Take Time to Listen to Friends in Need
Dartmouth teaches us many things, but perhaps most importantly, it teaches us the ability to think and act as educated and informed human beings. And in doing so, it often challenges us to push ourselves to the limit in terms of commitments and dedication, both in and out of the classroom. And many of us accept that challenge, if not happily, often at least grudgingly.
But what price are we paying? I will for the moment neglect any physical or mental toll this effort may exact, because I think we have all heard (many more times than we care to admit) about the detriments of our lifestyles to our bodies, our minds and our abilities to cope with stress. Instead, I will focus on the interpersonal aspect of our existence at Dartmouth. I propose that the most important words in the opening sentence of this column are not "educated" or "informed," but "human beings."
In the process of balancing demands and juggling commitments, perhaps the most critical thing we as students lose is our connection with others. How many times are conversations halted, lunches cut short or blitzes unanswered, because we are "busy"? How many times have you stopped yourself before telling someone a personal problem, because you knew how tired and stressed the other person was, and you didn't want to add to it? Is it any wonder that people at Dartmouth might at times feel that they cannot show others that they are anything but "okay" or "perfect," when a spontaneous in-depth conversation about heartfelt matters could be stopped at the drop of a hat in favor of another, apparently more important, commitment on the Day Planner -- meeting someone for coffee, going to practice, writing up a lab or watching ER, even?
A friend recounted to me a story about her freshman year: She ran into an acquaintance after a particularly upsetting event and she was asked, "How are you?" My friend responded that she was upset and was in general having a difficult time. "Oh, that's great," her acquaintance said, as she kept walking. Has this ever happened to you? Could you have ever been the acquaintance? How many times have you stopped to actually hear what the person responds when you blithely ask, "How are you?" in passing? We are so accustomed to hearing the "typical" Dartmouth answers -- fine, great, not bad, okay -- that anything else may not even have registered.
Granted, this is a particularly blunt example, but imagine this same type of interaction taking place very subtly each day. When a friend calls, "just to chat," do you think to question why he might be calling, rather than blitzing? Do you think, when he says that things are "fine," (with just a split-second of hesitation), to ask, "Are you sure?" Have you ever thought, just for a moment, that in calling you, he might be silently saying, "I am really depressed and I can't deal with these feelings anymore, and you're the person I chose to call and try to connect with right this minute"?
More often than not, your internal questioning would probably be unnecessary. Most times when my phone rings, the person on the other end isn't worried about making it through the day. How do I know? I watch them or listen to them. If someone says he's fine, I quickly (and rather automatically and unconsciously, at this point), ask myself, did his smile match the tone, or her inflection match the glance? If not, I take a second, and ask, "Really?"

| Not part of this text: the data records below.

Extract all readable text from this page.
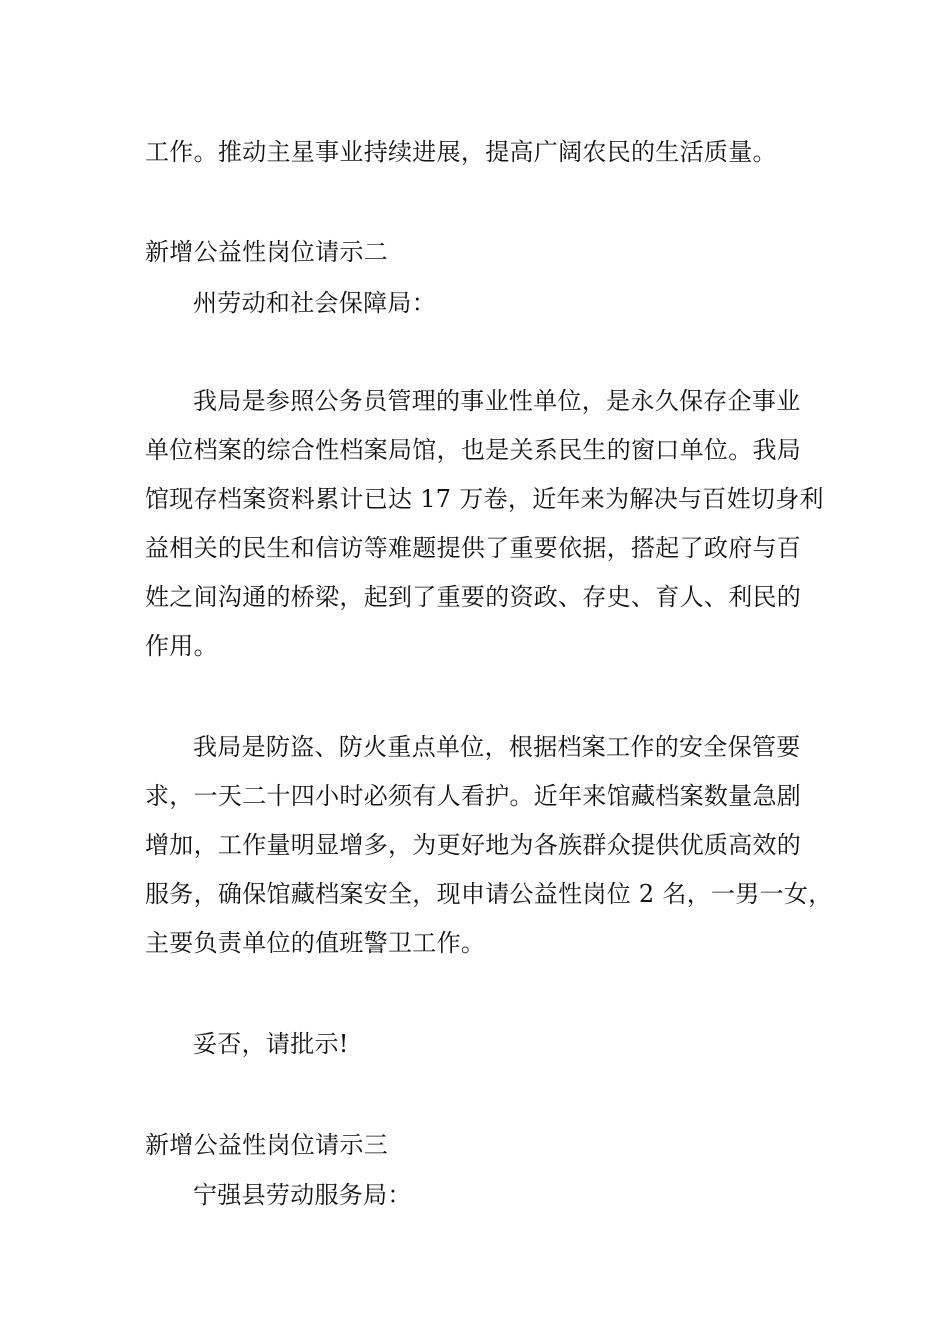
工作。推动主星事业持续进展，提高广阔农民的生活质量。
新增公益性岗位请示二
州劳动和社会保障局：
我局是参照公务员管理的事业性单位，是永久保存企事业
单位档案的综合性档案局馆，也是关系民生的窗口单位。我局
馆现存档案资料累计已达 17 万卷，近年来为解决与百姓切身利
益相关的民生和信访等难题提供了重要依据，搭起了政府与百
姓之间沟通的桥梁，起到了重要的资政、存史、育人、利民的
作用。
我局是防盗、防火重点单位，根据档案工作的安全保管要
求，一天二十四小时必须有人看护。近年来馆藏档案数量急剧
增加，工作量明显增多，为更好地为各族群众提供优质高效的
服务，确保馆藏档案安全，现申请公益性岗位 2 名，一男一女，
主要负责单位的值班警卫工作。
妥否，请批示!
新增公益性岗位请示三
宁强县劳动服务局：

You would be surprised what one second can do. You may laugh now, but there will, in all probability, be a time in your life when that question is not entirely unnecessary. So the next time you talk with someone, take a second or two from your busy day to listen -- really listen -- to what she says, and when she is done telling you she's okay, ask her again: "Really?"
This is not a simple solution. Sometimes, the answer won't be "Yeah, really," and we will have to take time from our days, reshuffle some priorities (maybe even forego some altogether) and put another person before ourselves and our deceptively pressing commitments. And though it doesn't take much time, it does take energy -- the energy required to move beyond yourself and be present and active in your community, and the energy required to try to resonate with and understand what another person is going through. But it is something relatively small that we can do to make the people around us know that we care about what is going on in their lives, in their minds and in their hearts.
It's actually a self-perpetuating cycle, because if everyone does it, you will regain the energy you expend in the process. Someone will be there for you when you've pasted a smile on your face to cover the stresses and worries of your life.
None of us is ever responsible for what another person chooses to do, but we are all responsible for making this world, and more pertinently, our immediate community, as livable as possible, on an everyday basis. So in this sense, it's not even a solution; it's simply a step toward creating a community in which we value people more than we value our grade point averages, our future jobs, our team standings or our awards. And it is the first step toward Dartmouth becoming a place that will teach us what we need to know in order to become more effective teachers, doctors, administrators, lawyers, parents and friends: That the only way we will all make it through is by caring about each other -- really.